Jakarta, Aktual.com-Kemarin desa memiliki banyak RUANG tetapi sedikit/tanpa UANG. Di bawah payung “perencanaan partisipatif”, partisipasi masyarakat dibuka dan dimobilisasi secara massif. Musrenbang, misalnya, merupakan sebuah RUANG partisipasi masyarakat dan desa. Desa bolak balik mengusulkan ke atas tetapi UANG yang diharapkan tidak turun. Karena itu RUANG tanpa UANG ya hanya omong kosong.

Sekarang desa memperoleh banyak UANG tetapi RUANG desa  yang bersifat emansipatoris, partisipatoris dan demokratis malah semakin terbatas. RUANG desa dikepung oleh para pihak, yang masing-masing membawa cara pandang, tindakan, taktik, kepentingan dan perangkat. Bahkan UANG telah menguasai RUANG desa.

Ternyata UANG itu bukanlah uang semata, melainkan UANG adalah kekuasaan.
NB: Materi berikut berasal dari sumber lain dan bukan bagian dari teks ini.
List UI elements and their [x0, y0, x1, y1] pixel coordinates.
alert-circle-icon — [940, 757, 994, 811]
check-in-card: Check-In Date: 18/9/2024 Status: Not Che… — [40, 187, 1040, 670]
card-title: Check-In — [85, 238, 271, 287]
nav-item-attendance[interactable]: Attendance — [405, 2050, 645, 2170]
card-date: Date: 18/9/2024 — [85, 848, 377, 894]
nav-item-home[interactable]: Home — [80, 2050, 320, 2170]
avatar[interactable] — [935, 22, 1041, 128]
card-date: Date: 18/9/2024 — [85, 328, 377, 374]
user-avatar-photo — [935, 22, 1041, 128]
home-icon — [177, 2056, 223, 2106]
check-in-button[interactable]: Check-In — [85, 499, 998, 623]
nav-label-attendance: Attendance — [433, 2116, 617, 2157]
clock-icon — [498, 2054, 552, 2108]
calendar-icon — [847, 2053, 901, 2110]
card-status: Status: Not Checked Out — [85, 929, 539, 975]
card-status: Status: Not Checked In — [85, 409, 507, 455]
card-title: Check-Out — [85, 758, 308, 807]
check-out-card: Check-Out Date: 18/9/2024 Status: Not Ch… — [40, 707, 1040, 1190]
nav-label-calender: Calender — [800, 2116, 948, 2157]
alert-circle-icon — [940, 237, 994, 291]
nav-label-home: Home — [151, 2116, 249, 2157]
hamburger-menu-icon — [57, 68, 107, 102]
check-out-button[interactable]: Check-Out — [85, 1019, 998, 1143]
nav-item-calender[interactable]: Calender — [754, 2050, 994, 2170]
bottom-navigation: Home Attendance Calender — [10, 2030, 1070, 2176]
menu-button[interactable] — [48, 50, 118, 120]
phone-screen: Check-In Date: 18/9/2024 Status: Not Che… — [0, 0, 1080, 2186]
Meski membawa “niat baik”, kuasa UANG tentu tidak hadir dengan politik perubahan lewat semangat “uang rakyat” melainkan diteknikalisasi dengan teknokrasi penyelamatan atas “uang negara”. Kuasa UANG secara otonom menentukan pilihan dan jalannya sendiri, mencari keselamatan atas dirinya, seraya mengatur-mengendalikan kuasa RUANG, kuasa RAKYAT dan kuasa DESA.
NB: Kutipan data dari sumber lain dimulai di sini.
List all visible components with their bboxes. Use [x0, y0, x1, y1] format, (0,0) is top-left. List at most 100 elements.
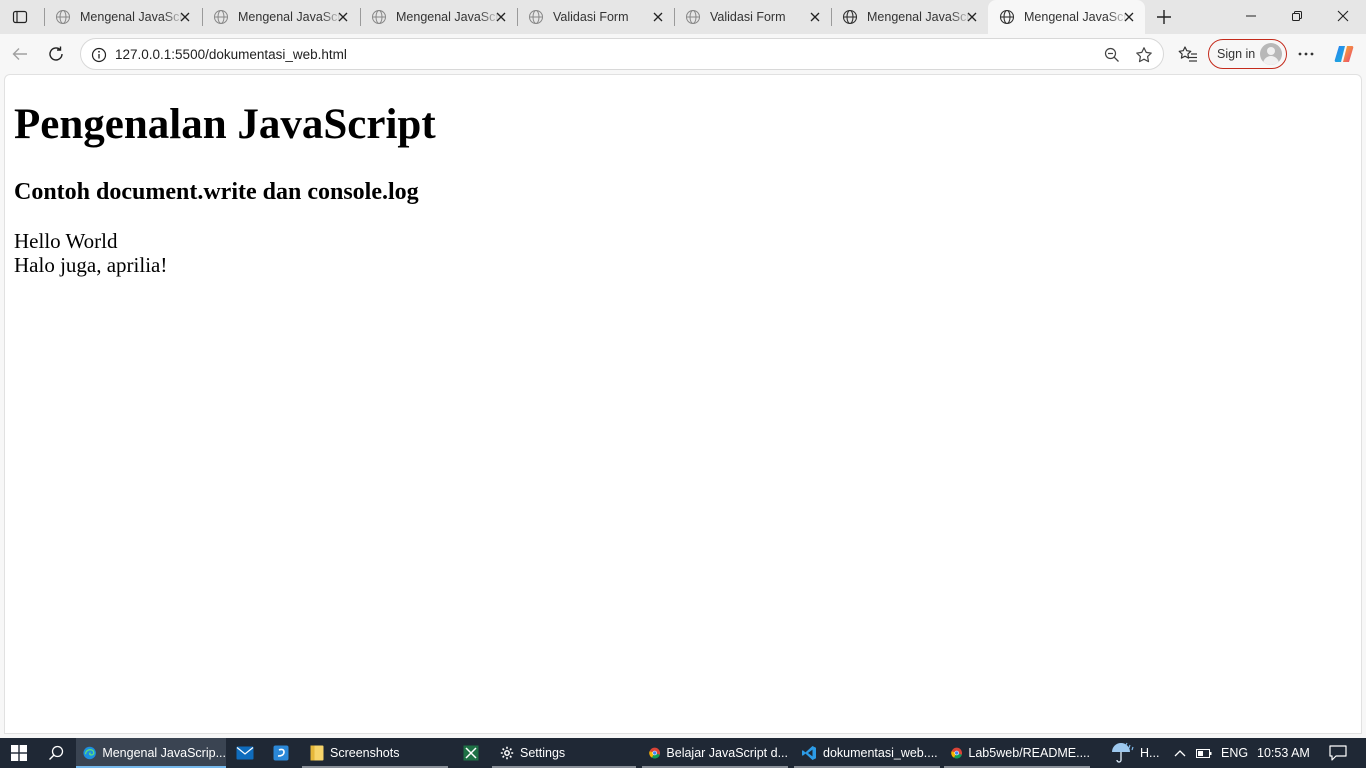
close-icon[interactable]	[493, 9, 509, 25]
globe-icon	[684, 9, 701, 26]
mail-icon	[236, 746, 254, 760]
more-menu-button[interactable]	[1290, 38, 1322, 70]
tray-overflow-button[interactable]	[1170, 738, 1190, 768]
favorite-star-icon[interactable]	[1133, 44, 1155, 66]
restore-button[interactable]	[1274, 0, 1320, 32]
taskbar-item-label: Screenshots	[330, 746, 400, 760]
sign-in-button[interactable]: Sign in	[1208, 39, 1287, 69]
folder-icon	[310, 745, 324, 761]
tab-1[interactable]: Mengenal JavaScript	[44, 0, 201, 34]
tab-2[interactable]: Mengenal JavaScript	[202, 0, 359, 34]
close-icon[interactable]	[335, 9, 351, 25]
taskbar-item-label: Settings	[520, 746, 566, 760]
search-icon	[49, 745, 64, 760]
language-indicator[interactable]: ENG	[1221, 746, 1248, 760]
tab-title: Mengenal JavaScript	[867, 10, 971, 24]
taskbar-item-chrome-2[interactable]: Lab5web/README....	[944, 738, 1090, 768]
notification-icon	[1329, 745, 1347, 761]
taskbar-item-edge[interactable]: Mengenal JavaScrip...	[76, 738, 226, 768]
page-subheading: Contoh document.write dan console.log	[14, 179, 419, 205]
start-button[interactable]	[0, 738, 38, 768]
tab-7-active[interactable]: Mengenal JavaScript	[988, 0, 1145, 34]
globe-icon	[998, 9, 1015, 26]
close-icon[interactable]	[1121, 9, 1137, 25]
new-tab-button[interactable]	[1150, 3, 1178, 31]
globe-icon	[212, 9, 229, 26]
tab-title: Mengenal JavaScript	[80, 10, 184, 24]
vscode-icon	[802, 746, 816, 760]
taskbar: Mengenal JavaScrip... Screenshots Settin…	[0, 738, 1366, 768]
taskbar-item-settings[interactable]: Settings	[492, 738, 636, 768]
notifications-button[interactable]	[1320, 738, 1356, 768]
avatar-icon	[1260, 43, 1282, 65]
tab-3[interactable]: Mengenal JavaScript	[360, 0, 517, 34]
favorites-icon	[1178, 46, 1197, 62]
favorites-button[interactable]	[1172, 38, 1204, 70]
taskbar-item-vscode[interactable]: dokumentasi_web....	[794, 738, 940, 768]
page-heading: Pengenalan JavaScript	[14, 101, 436, 148]
refresh-button[interactable]	[40, 38, 72, 70]
output-line-1: Hello World	[14, 229, 118, 253]
taskbar-item-label: Belajar JavaScript d...	[666, 746, 788, 760]
app-icon	[273, 745, 289, 761]
zoom-out-icon[interactable]	[1101, 44, 1123, 66]
taskbar-item-label: Mengenal JavaScrip...	[102, 746, 226, 760]
windows-icon	[11, 745, 27, 761]
globe-icon	[527, 9, 544, 26]
weather-label: H...	[1140, 746, 1160, 760]
url-text[interactable]: 127.0.0.1:5500/dokumentasi_web.html	[115, 47, 347, 62]
minimize-button[interactable]	[1228, 0, 1274, 32]
taskbar-item-chrome-1[interactable]: Belajar JavaScript d...	[642, 738, 788, 768]
chevron-up-icon	[1174, 750, 1186, 757]
battery-icon	[1196, 748, 1212, 758]
close-icon[interactable]	[807, 9, 823, 25]
close-icon[interactable]	[650, 9, 666, 25]
close-window-button[interactable]	[1320, 0, 1366, 32]
tab-5[interactable]: Validasi Form	[674, 0, 831, 34]
tab-actions-button[interactable]	[4, 2, 36, 32]
taskbar-item-app[interactable]	[264, 738, 298, 768]
battery-indicator[interactable]	[1194, 738, 1214, 768]
tab-4[interactable]: Validasi Form	[517, 0, 674, 34]
page-viewport: Pengenalan JavaScript Contoh document.wr…	[4, 74, 1362, 734]
globe-icon	[370, 9, 387, 26]
umbrella-rain-icon	[1112, 742, 1134, 763]
edge-icon	[83, 746, 96, 760]
globe-icon	[54, 9, 71, 26]
globe-icon	[841, 9, 858, 26]
taskbar-item-spreadsheet[interactable]	[454, 738, 488, 768]
back-button[interactable]	[4, 38, 36, 70]
taskbar-item-label: Lab5web/README....	[968, 746, 1090, 760]
gear-icon	[500, 746, 514, 760]
spreadsheet-icon	[463, 745, 479, 761]
tab-title: Mengenal JavaScript	[1024, 10, 1128, 24]
sign-in-label: Sign in	[1217, 47, 1256, 61]
tab-6[interactable]: Mengenal JavaScript	[831, 0, 988, 34]
tab-title: Mengenal JavaScript	[238, 10, 342, 24]
address-bar[interactable]: 127.0.0.1:5500/dokumentasi_web.html	[80, 38, 1164, 70]
search-button[interactable]	[38, 738, 74, 768]
chrome-icon	[649, 747, 661, 759]
tab-title: Mengenal JavaScript	[396, 10, 500, 24]
copilot-button[interactable]	[1328, 38, 1360, 70]
weather-widget[interactable]: H...	[1108, 738, 1166, 768]
taskbar-item-label: dokumentasi_web....	[823, 746, 938, 760]
taskbar-item-screenshots[interactable]: Screenshots	[302, 738, 448, 768]
web-page: Pengenalan JavaScript Contoh document.wr…	[5, 100, 1361, 277]
refresh-icon	[49, 46, 63, 61]
back-arrow-icon	[12, 48, 27, 60]
more-dots-icon	[1298, 52, 1314, 56]
close-icon[interactable]	[964, 9, 980, 25]
tab-actions-icon	[12, 10, 28, 24]
tab-title: Validasi Form	[710, 10, 786, 24]
copilot-icon	[1334, 46, 1354, 62]
clock[interactable]: 10:53 AM	[1257, 746, 1310, 760]
close-icon[interactable]	[177, 9, 193, 25]
restore-icon	[1292, 11, 1302, 21]
tab-strip: Mengenal JavaScript Mengenal JavaScript …	[0, 0, 1366, 34]
minimize-icon	[1246, 15, 1256, 17]
taskbar-item-mail[interactable]	[228, 738, 262, 768]
plus-icon	[1157, 10, 1171, 24]
info-icon[interactable]	[89, 45, 109, 65]
chrome-icon	[951, 747, 963, 759]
Apa yang akan terjadi ketika kuasa UANG tanpa kuasa RUANG? Hasil pertama adalah LAPORAN, hasil kedua adalah KESELAMATAN, hasil ketiga adalah KEMAREMAN, dan hasil keempat adalah ISTANA PASIR. Hanya desa yang sanggup menegosiasi, merebut dan mengisi kuasa RUANG atas kuasa UANG, yang akan hadir sebagai desa hebat (maju, kuat, mandiri dan demokratis), sebagai fondasi lokal bagi kesejahteraan dan keadilan.